At the moment, national polls show Herman Cain leading or tied for the lead in the race for the Republican presidential nomination. This, despite the fact that he has never won an election, has never held public office (except on a regional Federal Reserve advisory panel), and has shown prodigious ignorance on some important foreign-policy and domestic issues.
We in the punditocracy have been attributing Cain’s lead to many conservatives’ resistance to frequent frontrunner Mitt Romney. Many have described Cain as the flavor of the month and have predicted his numbers will collapse, as Michele Bachmann’s and Rick Perry’s have.
Reasonable analysis, as far as it goes. But I think Cain’s current lead is evidence of a larger and longer-range trend that is both heartening and disturbing.
I call it the revolt against the experts.
It has been going on for a long time. In the years after World War II, when pollsters first started testing confidence in leaders and institutions, mid-century Americans expressed great confidence and respect for experts and those at the head of large organizations.
This was an unsurprising result, since the leaders of big government, big business, and big labor had produced a glorious victory in World War II and then seemed to produce postwar prosperity when almost everyone expected a return to depression.

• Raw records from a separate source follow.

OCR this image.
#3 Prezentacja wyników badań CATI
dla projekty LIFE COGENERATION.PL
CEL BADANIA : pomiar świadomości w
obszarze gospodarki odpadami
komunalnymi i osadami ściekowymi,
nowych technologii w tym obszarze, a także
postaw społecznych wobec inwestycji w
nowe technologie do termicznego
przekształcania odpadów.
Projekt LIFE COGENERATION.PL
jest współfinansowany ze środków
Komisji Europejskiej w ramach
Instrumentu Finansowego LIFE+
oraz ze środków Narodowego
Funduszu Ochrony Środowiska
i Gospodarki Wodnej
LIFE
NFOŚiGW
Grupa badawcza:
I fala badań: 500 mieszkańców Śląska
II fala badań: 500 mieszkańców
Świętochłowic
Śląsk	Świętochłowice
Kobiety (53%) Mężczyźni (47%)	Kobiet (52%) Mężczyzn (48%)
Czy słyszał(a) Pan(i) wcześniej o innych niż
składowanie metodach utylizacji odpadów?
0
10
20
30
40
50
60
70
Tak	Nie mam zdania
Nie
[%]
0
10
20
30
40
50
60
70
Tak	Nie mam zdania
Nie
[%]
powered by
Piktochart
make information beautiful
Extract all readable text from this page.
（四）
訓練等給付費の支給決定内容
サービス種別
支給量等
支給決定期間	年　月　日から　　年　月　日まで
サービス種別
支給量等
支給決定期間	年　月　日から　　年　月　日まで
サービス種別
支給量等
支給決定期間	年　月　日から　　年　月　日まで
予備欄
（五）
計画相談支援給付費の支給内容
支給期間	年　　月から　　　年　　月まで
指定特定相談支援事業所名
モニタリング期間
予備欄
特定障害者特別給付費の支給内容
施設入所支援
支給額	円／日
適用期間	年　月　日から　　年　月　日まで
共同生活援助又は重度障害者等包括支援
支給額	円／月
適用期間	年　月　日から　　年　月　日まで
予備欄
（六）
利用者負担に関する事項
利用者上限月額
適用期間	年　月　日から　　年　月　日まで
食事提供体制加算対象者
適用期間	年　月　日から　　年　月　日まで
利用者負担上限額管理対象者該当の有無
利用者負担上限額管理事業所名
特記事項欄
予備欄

Confidence in leaders and respect for expertise fell in the years that gave us the Vietnam War, Watergate, and stagflation. They’re at a low point now, after years in which experts seemed to fail in Iraq and at home.
Consider Iraq. The generals George W. Bush put in charge seemed superbly fitted for the job. John Abizaid had plentiful experience in the Middle East and was fluent in Arabic. George Casey had extensive experience and great talents.
But they failed to produce a winning strategy. And by the time David Petraeus, an expert on counterinsurgency, did, the media and the public weren’t much interested in Iraq anymore.
Or consider financial regulation. Bush appointed, and Barack Obama retained, Ben Bernanke as chairman of the Federal Reserve. It is generally agreed that Bernanke knows more about the depression of the 1930s than anyone else on earth.
At Treasury, Bush and Obama also installed experts. Henry Paulson had been CEO of Goldman Sachs, the most successful investment bank. Timothy Geithner had headed the Federal Reserve Bank of New York. It’s hard to conceive of any other two other individuals who knew more about finance and Wall Street.
Yet it’s plain in retrospect that they made serious mistakes. They erred either in bailing out Bear Stearns in March 2008 (my view) or in declining to bail out Lehman Brothers in September 2008.
Amid the financial turmoil after Lehman collapsed, it was clear that even these experts didn’t know what to do. They oscillated from one policy to another, making it up as they went along. Not all their decisions were wrong, but the current economic recovery is agonizingly sluggish.
You can certainly argue that Iraq and the financial crisis posed unique and unprecedented challenges. It was probably impossible to get everything right. But the fact is that people we had every reason to regard as the greatest experts failed to get anything close to optimal results.
In that context, it’s easier to see why voters seem to have little respect for expertise.
In the 2008 electoral cycle, Democratic primary voters, caucus-goers, and super-delegates chose a candidate with minimal experience in either foreign or domestic policy and no executive experience at all. But Barack Obama seemed to have other strengths. In the financial crisis, he was no more than a helpful bystander. But he zoomed ahead of John McCain in the polls and was elected.
Now Republicans are zooming from one low-expertise candidate to another. Bachmann has never run anything but a small business. Cain ran a pizza company and lost an election for senator. Perry showed little interest in national issues in his first ten years as governor of Texas.
Romney’s years in private equity and one term as governor of Massachusetts give him an edge in expertise over the present field. But his experience is thin next to contenders in the past.
It’s off-putting to watch what a low value voters put on expertise. But that’s what happens when experts blow it time and again.
— Michael Barone, senior political analyst for the Washington Examiner, is a resident fellow at the American Enterprise Institute. © 2011 the Washington Examiner.